A number of years ago, a pastor shared the quote: “A man with an experience is never at the mercy of a man with an argument.” That simple idiom rang true deep within me and has stuck with me ever since. It was a profound truth that I could attest to, especially regarding my walk with the Lord.
You see, ever since I was a teenager, the Lord has graced me with the incredible gift of experiencing His presence in my life, in countless ways. To this day, I still do know why, but the Lord has been very real to me. He is as real to me as someone standing in front of me, and in some ways He is even more real than that. I still vividly remember that at every Mass, I actually felt the presence of the Lord, and when the Word was proclaimed and the homily preached, it was as if it was the Lord Himself standing there and talking directly to me. Even today, He continues to speak to my heart, in a million different ways, through every avenue you can imagine.
Like all of us, He sometimes sees fit to lead me into the desert and seemingly withdraw His presence from me. Yet, even in those darkest periods of my life, even when the enemy of our souls was yelling “See? God is not there!”, those earlier experiences of His real presence kept me going. Not once did I ever doubt His reality through it all. Because I had truly experienced our God in my life (and still do), my faith was strong enough to not be wavered by the cunning lies of the evil one.
Because the Lord had been so very real and present to me from an early age, for the longest time I honestly thought that this was the normal modus operandi for all committed Christians. I do know that it is the deepest longing of our heavenly Father that this be true for all His beloved children. But sadly, because of the effect of sin in the world, I have learned that it is not the case for all Christians. Even sadder is the realization that only a small minority of those who claim to follow the Lord have had such enduring, life-changing experiences of His presence and providence in their lives.
I refuse to let this get me down; on the contrary, it propels me to push myself that much harder to share His love, His truth, His healing and His presence with those around me. The Lord seems to have given me a renewed sense of urgency in this mission, which is amazing considering the incredibly heavy crosses I have had to carry over the past few years.

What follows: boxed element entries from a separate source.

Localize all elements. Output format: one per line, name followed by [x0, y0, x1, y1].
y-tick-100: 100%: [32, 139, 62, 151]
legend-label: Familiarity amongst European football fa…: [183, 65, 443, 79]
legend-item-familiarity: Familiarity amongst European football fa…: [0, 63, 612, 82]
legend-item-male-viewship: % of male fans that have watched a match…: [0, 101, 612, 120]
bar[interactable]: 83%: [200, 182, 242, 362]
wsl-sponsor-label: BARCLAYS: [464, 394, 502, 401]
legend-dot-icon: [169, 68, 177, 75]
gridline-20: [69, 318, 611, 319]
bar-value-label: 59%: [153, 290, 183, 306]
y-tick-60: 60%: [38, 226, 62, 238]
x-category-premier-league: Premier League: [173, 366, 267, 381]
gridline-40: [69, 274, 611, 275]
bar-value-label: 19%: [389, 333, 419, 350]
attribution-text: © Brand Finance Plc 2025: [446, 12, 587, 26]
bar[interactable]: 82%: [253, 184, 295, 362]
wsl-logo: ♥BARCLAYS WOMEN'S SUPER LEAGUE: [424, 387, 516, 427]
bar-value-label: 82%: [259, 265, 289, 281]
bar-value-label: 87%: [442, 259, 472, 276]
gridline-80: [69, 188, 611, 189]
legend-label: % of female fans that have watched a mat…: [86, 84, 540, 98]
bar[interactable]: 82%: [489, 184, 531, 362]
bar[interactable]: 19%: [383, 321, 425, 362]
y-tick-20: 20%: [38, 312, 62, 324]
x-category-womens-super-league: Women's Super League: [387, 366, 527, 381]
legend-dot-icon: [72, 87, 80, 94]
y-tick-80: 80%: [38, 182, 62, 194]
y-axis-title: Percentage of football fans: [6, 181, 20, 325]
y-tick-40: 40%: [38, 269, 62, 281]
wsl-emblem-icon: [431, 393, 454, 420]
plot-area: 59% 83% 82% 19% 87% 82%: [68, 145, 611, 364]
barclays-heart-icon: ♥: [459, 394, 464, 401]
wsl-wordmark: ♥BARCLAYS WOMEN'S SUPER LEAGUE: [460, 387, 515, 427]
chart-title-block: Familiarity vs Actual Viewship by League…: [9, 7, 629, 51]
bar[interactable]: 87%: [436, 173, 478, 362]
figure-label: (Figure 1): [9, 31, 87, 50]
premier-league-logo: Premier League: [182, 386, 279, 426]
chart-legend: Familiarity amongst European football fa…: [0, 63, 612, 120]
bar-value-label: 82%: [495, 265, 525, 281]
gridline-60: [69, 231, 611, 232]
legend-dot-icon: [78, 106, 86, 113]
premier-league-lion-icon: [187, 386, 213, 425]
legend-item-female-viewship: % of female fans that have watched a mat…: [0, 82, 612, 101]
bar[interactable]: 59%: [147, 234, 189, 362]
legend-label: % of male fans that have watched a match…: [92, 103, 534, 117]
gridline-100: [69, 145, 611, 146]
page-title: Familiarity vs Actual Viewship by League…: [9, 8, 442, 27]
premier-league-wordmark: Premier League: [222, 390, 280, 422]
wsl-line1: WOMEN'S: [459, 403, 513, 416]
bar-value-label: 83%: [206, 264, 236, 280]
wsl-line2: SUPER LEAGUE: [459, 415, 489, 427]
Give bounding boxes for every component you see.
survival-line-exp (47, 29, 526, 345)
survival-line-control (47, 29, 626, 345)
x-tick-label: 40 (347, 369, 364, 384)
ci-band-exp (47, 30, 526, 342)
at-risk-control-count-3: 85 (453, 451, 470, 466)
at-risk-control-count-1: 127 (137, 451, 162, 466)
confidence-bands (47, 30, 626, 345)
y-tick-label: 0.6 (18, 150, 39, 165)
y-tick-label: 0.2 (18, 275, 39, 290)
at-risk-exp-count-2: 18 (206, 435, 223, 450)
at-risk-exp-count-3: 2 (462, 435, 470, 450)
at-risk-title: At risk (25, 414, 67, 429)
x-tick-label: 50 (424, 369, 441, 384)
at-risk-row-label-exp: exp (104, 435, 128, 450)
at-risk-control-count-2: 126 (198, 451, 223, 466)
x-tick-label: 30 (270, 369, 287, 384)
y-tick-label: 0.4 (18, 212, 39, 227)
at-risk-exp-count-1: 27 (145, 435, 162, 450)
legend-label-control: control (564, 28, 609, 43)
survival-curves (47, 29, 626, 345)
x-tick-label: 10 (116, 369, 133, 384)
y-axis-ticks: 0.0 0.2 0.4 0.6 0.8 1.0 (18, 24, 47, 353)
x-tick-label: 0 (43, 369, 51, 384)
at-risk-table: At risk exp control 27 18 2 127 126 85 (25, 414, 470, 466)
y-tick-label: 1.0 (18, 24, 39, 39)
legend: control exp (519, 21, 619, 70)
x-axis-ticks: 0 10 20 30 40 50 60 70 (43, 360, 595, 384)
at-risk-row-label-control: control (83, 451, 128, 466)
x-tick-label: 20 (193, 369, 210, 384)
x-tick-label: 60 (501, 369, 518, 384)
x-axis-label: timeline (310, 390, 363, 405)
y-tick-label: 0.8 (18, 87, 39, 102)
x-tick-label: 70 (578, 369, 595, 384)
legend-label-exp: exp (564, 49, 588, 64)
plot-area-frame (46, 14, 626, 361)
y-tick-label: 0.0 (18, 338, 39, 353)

As you read this prayer from the letter of Paul to the church of Ephesus, I urge you to read each word slowly, and let it soak into the very depth of your being. This incredibly anointed prayer is my own passionate prayer for everyone who reads it. Once again, tears of joy are welling up as I write these closing words, and my heart feels like it wants to burst out of my chest!
✝ Oh my dearest Lord, I do make this prayer of St. Paul my own for all who will read this post. Lord, please touch each and every one of them and truly reveal Yourself to them in ever more real and personal ways. I offer this groaning of my heart in the name of the Father, and of the Son and of the Holy Spirit. Amen, amen, and AMEN! ✝
Ephesians 3:14-21 (NAB)
For this reason I kneel before the Father, from whom every family in heaven and on earth is named, that he may grant you in accord with the riches of his glory to be strengthened with power through his Spirit in the inner self, and that Christ may dwell in your hearts through faith; that you, rooted and grounded in love, may have strength to comprehend with all the holy ones what is the breadth and length and height and depth, and to know the love of Christ that surpasses knowledge, so that you may be filled with all the fullness of God. Now to him who is able to accomplish far more than all we ask or imagine, by the power at work within us, to him be glory in the church and in Christ Jesus to all generations, forever and ever. Amen.